En esta urbe enloquecida, caótica, arbitraria, el cuentista mantendrá una existencia callada, serena, casi de asceta, marginada de compromisos sociales, desconocida para la mayoría de los pocos amigos con los que se encuentra de tarde en tarde. Su retraimiento voluntario, que no es ninguna novedad, confirma la imagen que ya se tenía de un personaje al que el imaginario colectivo había venido transformando en una especie de duende, que aparecía y desaparecía sin que nadie supiese a ciencia cierta dónde estaba su vivienda, ni de qué se mantenía, ni quién lo acompañaba, ni aun si continuaba escribiendo, porque nada nuevo suyo aparecía en periódicos y revistas, y mucho menos en libros. Así transcurrieron treinta y siete años hasta mediados de 1977, cuando falleció en Caracas, a los setenta y nueve años, rodeado por el afecto y la admiración de miles de lectores.
LA CONCEPCIÓN DEL CUENTO EN JULIO GARMENDIA
Las innovaciones que este autor introdujo desde sus primeros relatos, ¿fueron de un escritor intuitivo, o, por el contrario, se fundamentaron en una concepción racionalizada? La respuesta se halla en el “El cuento ficticio”, segundo de los relatos en La Tienda de Muñecos. Fue escrito, según se comprobó, antes de 1921, lo que significa que desde muy joven Garmendia estuvo consciente del tipo de relato que mejor se avenía con su personalidad. También tuvo claras las razones de su preferencia. Si a esto se añade que su temprana concepción le fijó el rumbo a su cuentística, se justificará una glosa de sus planteamientos en “El cuento ficticio”, únicos con los que teorizó.
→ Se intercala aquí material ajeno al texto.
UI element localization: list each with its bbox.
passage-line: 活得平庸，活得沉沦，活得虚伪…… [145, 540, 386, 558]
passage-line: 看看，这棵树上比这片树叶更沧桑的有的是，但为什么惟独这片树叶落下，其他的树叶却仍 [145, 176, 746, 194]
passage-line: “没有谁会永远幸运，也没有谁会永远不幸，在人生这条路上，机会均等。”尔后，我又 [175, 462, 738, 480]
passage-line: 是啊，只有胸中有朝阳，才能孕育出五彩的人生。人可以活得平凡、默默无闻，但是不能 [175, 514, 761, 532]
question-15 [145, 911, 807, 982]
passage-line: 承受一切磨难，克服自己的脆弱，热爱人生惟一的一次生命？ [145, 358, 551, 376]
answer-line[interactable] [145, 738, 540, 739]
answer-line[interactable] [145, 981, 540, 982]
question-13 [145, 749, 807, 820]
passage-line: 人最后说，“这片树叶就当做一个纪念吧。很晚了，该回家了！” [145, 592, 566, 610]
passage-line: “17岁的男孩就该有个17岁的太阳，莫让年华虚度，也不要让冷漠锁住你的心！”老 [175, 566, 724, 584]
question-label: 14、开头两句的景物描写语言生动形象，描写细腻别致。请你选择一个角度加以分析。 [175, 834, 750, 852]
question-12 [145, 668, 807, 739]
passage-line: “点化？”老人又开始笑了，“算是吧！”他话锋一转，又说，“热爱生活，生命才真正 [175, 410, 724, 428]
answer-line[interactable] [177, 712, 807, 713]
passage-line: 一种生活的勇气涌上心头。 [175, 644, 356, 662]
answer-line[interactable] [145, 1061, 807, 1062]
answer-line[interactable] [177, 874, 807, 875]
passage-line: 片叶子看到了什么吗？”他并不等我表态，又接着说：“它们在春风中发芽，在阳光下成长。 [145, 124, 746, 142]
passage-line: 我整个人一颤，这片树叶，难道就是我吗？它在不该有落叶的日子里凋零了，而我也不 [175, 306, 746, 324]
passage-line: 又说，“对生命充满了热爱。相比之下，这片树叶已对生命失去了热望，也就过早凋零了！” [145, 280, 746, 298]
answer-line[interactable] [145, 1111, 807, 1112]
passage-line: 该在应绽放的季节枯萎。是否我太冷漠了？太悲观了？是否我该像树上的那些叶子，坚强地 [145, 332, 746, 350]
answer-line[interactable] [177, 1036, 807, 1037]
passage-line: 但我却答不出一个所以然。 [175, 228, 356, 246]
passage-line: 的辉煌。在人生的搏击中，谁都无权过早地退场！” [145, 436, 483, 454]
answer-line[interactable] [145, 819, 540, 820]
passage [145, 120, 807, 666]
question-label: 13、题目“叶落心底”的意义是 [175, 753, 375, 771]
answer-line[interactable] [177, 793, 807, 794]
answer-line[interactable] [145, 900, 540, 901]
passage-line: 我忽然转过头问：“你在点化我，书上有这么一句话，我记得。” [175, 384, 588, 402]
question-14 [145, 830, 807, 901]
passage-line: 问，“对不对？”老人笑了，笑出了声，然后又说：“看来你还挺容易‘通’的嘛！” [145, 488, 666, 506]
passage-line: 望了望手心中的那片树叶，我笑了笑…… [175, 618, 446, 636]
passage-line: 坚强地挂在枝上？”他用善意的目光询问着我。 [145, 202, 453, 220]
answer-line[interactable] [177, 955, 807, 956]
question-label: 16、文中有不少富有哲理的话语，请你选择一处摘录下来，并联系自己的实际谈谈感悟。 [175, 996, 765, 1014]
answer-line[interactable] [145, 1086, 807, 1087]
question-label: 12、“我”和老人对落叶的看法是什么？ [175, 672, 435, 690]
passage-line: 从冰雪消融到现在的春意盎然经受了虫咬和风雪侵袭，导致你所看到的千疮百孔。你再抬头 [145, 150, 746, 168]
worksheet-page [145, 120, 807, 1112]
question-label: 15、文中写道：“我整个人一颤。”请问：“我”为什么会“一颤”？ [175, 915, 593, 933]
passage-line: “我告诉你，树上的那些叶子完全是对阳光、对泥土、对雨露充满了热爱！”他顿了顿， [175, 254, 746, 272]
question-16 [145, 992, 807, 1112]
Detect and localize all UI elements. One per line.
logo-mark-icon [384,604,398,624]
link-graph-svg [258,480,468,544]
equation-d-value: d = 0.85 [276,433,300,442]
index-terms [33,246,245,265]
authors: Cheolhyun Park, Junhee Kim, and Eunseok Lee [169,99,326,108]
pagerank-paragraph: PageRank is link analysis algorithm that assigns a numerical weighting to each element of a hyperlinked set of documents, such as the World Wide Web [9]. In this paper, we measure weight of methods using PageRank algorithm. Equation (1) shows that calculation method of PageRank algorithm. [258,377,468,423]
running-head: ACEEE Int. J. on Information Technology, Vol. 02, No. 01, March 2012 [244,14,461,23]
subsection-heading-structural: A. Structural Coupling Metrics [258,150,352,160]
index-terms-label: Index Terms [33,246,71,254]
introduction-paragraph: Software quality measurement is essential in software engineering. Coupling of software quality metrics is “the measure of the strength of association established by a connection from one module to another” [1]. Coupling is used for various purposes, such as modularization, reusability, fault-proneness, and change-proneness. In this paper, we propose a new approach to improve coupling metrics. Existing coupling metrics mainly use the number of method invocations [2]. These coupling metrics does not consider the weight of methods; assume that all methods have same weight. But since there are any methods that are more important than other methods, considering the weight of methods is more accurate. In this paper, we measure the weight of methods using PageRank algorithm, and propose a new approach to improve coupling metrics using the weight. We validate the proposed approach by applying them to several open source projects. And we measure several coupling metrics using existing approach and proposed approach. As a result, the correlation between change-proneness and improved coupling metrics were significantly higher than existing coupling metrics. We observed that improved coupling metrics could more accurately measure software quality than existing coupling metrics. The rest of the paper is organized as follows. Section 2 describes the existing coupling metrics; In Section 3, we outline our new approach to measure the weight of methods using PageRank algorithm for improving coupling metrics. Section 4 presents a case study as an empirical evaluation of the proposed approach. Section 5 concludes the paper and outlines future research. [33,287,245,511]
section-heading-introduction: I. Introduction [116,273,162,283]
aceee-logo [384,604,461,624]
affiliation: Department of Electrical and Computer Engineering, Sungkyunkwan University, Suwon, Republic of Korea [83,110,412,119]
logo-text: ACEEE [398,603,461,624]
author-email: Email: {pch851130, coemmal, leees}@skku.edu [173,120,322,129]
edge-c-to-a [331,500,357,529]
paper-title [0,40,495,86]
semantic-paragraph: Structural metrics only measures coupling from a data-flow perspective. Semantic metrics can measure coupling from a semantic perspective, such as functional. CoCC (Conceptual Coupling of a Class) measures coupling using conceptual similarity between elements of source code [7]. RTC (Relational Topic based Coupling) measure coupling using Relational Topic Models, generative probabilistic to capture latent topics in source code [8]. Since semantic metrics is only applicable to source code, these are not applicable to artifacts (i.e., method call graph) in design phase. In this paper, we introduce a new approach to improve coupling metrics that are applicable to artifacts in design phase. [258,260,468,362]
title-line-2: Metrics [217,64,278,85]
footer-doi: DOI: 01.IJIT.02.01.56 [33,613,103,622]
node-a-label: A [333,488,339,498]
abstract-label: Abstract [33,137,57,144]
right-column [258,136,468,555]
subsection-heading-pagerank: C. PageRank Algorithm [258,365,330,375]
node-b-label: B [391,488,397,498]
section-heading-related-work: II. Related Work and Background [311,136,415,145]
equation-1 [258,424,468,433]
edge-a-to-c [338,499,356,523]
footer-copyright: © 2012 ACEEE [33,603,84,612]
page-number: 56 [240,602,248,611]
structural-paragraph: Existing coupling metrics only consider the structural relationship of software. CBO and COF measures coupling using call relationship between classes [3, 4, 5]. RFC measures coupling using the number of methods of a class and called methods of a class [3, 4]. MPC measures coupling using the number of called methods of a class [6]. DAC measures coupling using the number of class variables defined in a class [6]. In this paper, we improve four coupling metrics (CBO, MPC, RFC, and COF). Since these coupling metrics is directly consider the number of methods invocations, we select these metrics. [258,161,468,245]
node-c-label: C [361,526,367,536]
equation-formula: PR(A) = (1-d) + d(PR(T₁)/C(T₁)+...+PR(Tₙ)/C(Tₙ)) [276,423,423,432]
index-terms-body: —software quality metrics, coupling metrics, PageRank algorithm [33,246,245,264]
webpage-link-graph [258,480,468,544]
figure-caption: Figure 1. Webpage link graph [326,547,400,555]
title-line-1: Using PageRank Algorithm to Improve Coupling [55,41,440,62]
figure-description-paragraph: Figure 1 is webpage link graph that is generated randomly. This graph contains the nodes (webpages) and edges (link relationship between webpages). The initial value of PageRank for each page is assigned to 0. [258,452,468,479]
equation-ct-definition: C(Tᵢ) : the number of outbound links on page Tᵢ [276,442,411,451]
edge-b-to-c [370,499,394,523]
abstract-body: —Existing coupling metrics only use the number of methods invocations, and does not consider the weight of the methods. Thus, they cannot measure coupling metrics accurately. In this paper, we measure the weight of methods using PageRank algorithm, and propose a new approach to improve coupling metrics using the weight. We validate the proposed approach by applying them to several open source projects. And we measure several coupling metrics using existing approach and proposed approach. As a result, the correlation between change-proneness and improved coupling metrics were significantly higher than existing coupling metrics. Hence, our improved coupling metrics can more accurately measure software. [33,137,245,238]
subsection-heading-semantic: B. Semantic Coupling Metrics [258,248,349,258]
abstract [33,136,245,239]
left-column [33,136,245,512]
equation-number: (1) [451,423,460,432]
El personaje que lleva la voz cantante se define como el representante actual de los héroes del cuento inverosímil, y declara que su ideal es restaurarlos a su antigua existencia ficticia. Sabe que por ser un “reformador” que viene a turbar la paz de la rutina, será anatemizado con calificativos como “loco, inexperto y utopista”. Esto no lo arredra, por lo que procede a exponer con gran elocuencia y convicción su “manifiesto”, empleando una dialéctica que opone personajes “perfectos, felices e inverosímiles”, a “sujetos descompuestos” que pecan por “el absurdo de no ser absolutamente ficticios”. Establece también distancias precisas entre los héroes “ilusorios, fantásticos, irreales” y los devaluados personajes “verosímiles y aun verídicos y hasta reales…”. Asimismo se cuida de diferenciar, aun con antinomias, los altos méritos de las “aventuras verdaderamente imaginarias, positivamente fantásticas, materialmente ficticias” de las pobretonas “aventuras policiales de continuación, falsos héroes de folletines detectivescos, grandes personajes ‘voluminosos’, esto es, los que en gruesos volúmenes se arrellanan cómodamente y a sus anchas respiran en un ambiente realista”, los cuales en definitiva no pasan de ser “ficticios de toda clase y condición, extenuados, miserables y envejecidos después de tanto recorrer la Realidad”.
¿Qué resta como elementos válidos para una nueva concepción del relato, si se hace abstracción de cuanto tiene de finísimo humor una arenga que opone lo ideal a lo real, lo ficticio a lo verdadero, lo verosímil a lo inverosímil?
Hay que comenzar por reconocer que estamos ante un joven narrador, que reacciona contra cierta literatura menguada que tipifica en historias por entregas, protagonizadas por “falsos héroes de folletines detectivescos”, y en “personajes voluminosos” de novelas de un realismo desgastado, que poco o nada le dejan a la imaginación. Su propuesta frente a esta literatura, si es que así puede llamársela, consiste en restaurar la categoría estética de lo fantástico, para que pueda resucitarse el cuento “inverosímil”, “fabuloso”, “improbable”, “ilusorio”, “irreal”.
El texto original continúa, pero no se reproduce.